Нашему капустнику он, разумеется, приходился и папой, и мамой. Сначала он там на чисто английском воляпюке разыграл перед микрофоном сценку, как обиделся Джон Стейнбек, который зашел к юбилярше хлопнуть рюмку водки, а ему предложили выпить виски за мир во всем мире, и лучше — в Америке. Потом Борис Савельевич с не меньшим пылом перевоплотился в немолодого, но еще не пробившегося в Союз писателей поэта, земляка юбилярши «с города Шклова» и прочитал его стихи, кои я здесь не рискну воспроизводить целиком, а приведу всего две строчки:
И, как сообщил Маяковский,
У в Шклове родился и Шкловский,
— поскольку сочинил их я сам и до сих пор горжусь, что мэтры мое слово из их песни не выкинули.
На всю эту запись-перезапись убили мы в общей сложности почти неделю. А слушали это пятнадцать человек двадцать пять минут. И были счастливы. Потом еще четверть века мать хранила эту пленку, изредка прокручивала ее и тоже была счастлива.
Ну я — ладно. Мне было двадцать пять, а в двадцать пять свободное время найти можно всегда. Ну ладно — время. Александр Аркадьевич и Борис Савельевич в конце концов были люди свободной профессии, но количество душевной энергии и щедрость в расходовании ее — это сейчас где? У кого хватит?
Может быть, дело в том, что свобода, в которой мы живем сейчас, в сравнении с несвободой, в которой мы жили тогда, требует бо́льших душевных усилий? А вдруг, простите мне этот парадокс, просто несвобода душевно щедрее, благотворнее для созидания? Ибо в несвободе есть направленность и страсть к освобождению, есть острова свободы, которые — в каждом, и есть жажда объединить их в архипелаг? А свободе достаточно одиночества? Или, иначе говоря, несвобода — это осознанная необходимость… в других людях, а свобода в них не нуждается?
Шестидесятые были эпохой писем: «открытых», которые писали граждане государству, и «закрытых», которые в ответ рассылало государство в свои казенные учреждения.
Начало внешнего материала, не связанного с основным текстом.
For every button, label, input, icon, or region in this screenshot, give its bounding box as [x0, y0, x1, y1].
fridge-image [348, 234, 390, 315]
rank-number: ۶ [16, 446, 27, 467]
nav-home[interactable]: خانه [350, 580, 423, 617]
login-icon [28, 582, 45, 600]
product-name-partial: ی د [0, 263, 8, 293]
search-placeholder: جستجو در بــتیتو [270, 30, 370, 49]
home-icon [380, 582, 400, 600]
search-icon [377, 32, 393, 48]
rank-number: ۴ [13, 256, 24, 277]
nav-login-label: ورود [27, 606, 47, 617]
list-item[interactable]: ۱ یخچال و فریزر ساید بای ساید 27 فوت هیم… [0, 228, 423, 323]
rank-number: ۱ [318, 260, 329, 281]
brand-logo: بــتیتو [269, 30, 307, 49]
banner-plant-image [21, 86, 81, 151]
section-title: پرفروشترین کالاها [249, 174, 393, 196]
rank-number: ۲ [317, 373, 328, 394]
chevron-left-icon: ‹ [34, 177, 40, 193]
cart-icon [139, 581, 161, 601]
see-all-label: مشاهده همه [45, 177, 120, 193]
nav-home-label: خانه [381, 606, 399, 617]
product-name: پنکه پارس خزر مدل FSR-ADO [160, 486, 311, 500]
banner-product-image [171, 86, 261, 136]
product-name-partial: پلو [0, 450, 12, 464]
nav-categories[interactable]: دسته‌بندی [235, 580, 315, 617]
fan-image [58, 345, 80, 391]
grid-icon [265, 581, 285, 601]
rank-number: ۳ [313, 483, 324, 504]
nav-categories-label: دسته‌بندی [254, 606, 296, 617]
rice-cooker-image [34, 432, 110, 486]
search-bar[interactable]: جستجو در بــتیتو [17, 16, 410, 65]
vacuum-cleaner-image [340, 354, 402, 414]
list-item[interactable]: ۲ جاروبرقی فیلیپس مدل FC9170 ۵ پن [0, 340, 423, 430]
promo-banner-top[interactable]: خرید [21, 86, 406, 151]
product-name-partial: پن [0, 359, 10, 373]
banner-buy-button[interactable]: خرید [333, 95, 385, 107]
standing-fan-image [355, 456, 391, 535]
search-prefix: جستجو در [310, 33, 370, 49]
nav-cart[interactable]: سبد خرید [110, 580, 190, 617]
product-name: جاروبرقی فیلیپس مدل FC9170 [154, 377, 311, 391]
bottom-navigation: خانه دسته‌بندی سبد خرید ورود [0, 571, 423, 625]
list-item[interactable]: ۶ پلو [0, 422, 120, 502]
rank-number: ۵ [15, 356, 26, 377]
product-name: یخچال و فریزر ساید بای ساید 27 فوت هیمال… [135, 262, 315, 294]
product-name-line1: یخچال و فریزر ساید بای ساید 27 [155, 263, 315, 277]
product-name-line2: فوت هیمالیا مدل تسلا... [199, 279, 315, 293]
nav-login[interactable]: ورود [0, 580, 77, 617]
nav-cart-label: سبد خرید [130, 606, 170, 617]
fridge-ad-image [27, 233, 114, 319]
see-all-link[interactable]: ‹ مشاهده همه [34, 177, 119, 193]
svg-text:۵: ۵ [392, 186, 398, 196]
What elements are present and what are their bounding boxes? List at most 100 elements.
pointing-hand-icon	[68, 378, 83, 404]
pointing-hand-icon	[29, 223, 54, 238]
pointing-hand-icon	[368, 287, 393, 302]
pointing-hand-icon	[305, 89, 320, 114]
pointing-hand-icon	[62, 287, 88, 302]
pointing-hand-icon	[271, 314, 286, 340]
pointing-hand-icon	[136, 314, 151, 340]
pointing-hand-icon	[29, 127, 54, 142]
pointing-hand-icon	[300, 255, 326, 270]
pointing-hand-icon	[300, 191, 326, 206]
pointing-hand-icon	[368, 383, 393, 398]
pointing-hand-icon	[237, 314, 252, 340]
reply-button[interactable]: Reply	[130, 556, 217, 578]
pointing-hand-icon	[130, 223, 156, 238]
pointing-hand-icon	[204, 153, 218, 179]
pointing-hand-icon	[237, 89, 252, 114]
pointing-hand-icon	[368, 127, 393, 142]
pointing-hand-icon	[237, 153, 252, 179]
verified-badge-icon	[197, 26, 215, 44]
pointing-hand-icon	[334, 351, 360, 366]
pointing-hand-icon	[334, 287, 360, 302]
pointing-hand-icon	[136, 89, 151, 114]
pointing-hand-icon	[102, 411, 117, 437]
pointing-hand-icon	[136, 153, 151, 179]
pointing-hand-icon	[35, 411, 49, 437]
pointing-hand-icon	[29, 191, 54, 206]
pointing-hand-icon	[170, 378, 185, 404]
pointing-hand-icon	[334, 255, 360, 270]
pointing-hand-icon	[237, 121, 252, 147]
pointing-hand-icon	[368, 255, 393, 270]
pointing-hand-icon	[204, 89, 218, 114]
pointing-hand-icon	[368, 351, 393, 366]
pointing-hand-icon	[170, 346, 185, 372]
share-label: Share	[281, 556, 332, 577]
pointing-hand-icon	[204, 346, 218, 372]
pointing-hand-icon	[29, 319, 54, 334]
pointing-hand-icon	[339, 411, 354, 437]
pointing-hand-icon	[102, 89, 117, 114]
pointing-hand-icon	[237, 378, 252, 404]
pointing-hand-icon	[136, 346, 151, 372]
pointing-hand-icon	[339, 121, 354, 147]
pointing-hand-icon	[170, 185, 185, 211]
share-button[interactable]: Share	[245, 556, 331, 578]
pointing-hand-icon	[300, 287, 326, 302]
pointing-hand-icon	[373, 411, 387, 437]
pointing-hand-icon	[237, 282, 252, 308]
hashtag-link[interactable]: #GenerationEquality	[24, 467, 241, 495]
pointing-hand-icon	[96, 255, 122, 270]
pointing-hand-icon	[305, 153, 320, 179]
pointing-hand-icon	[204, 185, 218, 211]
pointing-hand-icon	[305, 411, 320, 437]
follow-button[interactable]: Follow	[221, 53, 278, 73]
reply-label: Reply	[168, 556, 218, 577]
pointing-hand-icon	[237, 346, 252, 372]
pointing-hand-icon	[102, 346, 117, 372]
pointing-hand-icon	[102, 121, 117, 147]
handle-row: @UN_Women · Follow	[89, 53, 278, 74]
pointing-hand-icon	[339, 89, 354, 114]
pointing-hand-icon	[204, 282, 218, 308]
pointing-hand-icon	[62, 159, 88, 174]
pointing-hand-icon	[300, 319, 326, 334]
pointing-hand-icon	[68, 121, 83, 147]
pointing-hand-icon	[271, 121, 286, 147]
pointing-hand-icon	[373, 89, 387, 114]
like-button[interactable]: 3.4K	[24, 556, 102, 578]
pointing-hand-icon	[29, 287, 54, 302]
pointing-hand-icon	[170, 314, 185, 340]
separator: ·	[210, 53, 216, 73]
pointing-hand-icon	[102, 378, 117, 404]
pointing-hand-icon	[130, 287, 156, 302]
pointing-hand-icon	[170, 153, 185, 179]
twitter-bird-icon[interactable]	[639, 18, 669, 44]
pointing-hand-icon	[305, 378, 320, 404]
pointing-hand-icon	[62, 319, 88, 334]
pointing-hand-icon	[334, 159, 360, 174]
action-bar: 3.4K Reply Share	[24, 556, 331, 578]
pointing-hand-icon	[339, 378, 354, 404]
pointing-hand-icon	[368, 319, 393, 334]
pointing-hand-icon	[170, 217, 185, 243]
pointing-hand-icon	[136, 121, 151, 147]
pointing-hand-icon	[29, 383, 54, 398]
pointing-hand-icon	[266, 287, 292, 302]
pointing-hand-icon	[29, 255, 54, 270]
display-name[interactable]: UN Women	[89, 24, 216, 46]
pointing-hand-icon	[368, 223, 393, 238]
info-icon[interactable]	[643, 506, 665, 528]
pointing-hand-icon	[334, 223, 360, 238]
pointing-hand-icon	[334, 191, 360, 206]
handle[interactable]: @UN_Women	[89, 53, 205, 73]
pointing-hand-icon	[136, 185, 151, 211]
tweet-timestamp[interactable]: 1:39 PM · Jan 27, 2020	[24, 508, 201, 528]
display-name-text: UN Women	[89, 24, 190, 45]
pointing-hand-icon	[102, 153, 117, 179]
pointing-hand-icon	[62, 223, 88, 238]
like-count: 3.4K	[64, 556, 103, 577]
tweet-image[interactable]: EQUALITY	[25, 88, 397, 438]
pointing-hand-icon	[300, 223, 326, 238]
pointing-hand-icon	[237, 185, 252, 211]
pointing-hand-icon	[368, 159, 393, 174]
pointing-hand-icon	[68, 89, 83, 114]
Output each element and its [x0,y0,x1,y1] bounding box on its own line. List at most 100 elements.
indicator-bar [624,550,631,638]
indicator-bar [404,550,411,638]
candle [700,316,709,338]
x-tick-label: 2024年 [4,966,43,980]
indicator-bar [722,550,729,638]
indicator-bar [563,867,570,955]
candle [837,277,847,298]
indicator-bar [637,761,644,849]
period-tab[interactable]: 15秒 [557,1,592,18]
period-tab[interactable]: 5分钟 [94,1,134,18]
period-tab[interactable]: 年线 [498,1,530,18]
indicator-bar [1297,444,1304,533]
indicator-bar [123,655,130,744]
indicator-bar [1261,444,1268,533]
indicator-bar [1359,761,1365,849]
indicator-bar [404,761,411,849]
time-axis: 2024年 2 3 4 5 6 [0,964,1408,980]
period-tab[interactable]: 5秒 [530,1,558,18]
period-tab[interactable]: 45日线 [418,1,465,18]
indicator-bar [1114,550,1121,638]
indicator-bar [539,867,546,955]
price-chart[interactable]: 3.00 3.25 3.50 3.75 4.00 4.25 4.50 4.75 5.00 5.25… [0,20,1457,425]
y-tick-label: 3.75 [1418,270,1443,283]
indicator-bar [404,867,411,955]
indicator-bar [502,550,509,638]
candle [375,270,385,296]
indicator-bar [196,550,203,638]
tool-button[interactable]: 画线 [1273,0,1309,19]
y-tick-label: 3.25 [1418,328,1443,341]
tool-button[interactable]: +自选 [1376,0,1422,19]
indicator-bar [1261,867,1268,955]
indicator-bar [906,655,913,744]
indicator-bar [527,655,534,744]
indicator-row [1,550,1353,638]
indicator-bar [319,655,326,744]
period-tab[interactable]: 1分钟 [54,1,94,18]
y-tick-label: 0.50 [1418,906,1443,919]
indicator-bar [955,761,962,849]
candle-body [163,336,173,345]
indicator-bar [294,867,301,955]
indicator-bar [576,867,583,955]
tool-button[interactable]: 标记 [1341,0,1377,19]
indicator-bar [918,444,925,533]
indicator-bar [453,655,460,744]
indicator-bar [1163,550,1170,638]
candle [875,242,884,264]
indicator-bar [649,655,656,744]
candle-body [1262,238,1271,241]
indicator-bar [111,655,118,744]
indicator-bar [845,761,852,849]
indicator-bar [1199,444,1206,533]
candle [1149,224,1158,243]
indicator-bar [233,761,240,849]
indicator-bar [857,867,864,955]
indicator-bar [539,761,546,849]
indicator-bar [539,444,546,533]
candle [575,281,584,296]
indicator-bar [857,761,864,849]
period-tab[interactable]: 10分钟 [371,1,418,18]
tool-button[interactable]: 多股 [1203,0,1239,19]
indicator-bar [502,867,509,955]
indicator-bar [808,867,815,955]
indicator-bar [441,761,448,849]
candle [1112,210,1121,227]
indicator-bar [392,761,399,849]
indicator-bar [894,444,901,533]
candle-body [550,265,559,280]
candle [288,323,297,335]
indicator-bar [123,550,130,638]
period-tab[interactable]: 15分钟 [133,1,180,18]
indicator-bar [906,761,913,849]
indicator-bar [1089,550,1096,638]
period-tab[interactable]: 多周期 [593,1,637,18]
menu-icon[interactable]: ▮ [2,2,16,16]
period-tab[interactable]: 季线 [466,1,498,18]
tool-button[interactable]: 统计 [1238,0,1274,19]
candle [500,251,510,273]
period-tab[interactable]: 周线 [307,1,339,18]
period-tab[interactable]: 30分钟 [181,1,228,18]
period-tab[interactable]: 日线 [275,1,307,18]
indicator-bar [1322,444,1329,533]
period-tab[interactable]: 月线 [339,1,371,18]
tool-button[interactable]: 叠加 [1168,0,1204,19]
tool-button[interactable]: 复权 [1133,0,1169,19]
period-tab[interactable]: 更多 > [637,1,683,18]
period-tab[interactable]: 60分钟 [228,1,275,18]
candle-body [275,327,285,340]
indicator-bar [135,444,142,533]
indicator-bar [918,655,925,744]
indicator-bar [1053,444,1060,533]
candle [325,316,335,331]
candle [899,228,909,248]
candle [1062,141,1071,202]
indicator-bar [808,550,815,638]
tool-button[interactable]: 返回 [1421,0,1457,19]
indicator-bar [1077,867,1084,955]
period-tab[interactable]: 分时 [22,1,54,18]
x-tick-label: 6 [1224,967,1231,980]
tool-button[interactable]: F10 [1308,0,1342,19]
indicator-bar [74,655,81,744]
Но все-таки это было огромным шагом вперед: после трех десятков лет полной разъединенности, когда слова «без права переписки», как правило, были эвфемизмом слова «расстрел», — мы с властью состояли в подобии диалога.
И моя мама, не раз прошедшая по лезвию, у которой трижды сажали отца, потом первого мужа, потом друзей, потом сестру, — не колеблясь, участвовала и в самиздате, перепечатывая и распространяя письма Эрнста Генри, Александра Исаевича Солженицына, Лидии Корнеевны Чуковской и других, что, собственно, и делало эти письма «открытыми», ибо ни в каких официальных органах письма эти появиться не могли. А письма, где главным было не имена, а количество подписей, она подписывала, хотя время от времени и пыталась уберечь от этого занятия собственного сына, то есть меня.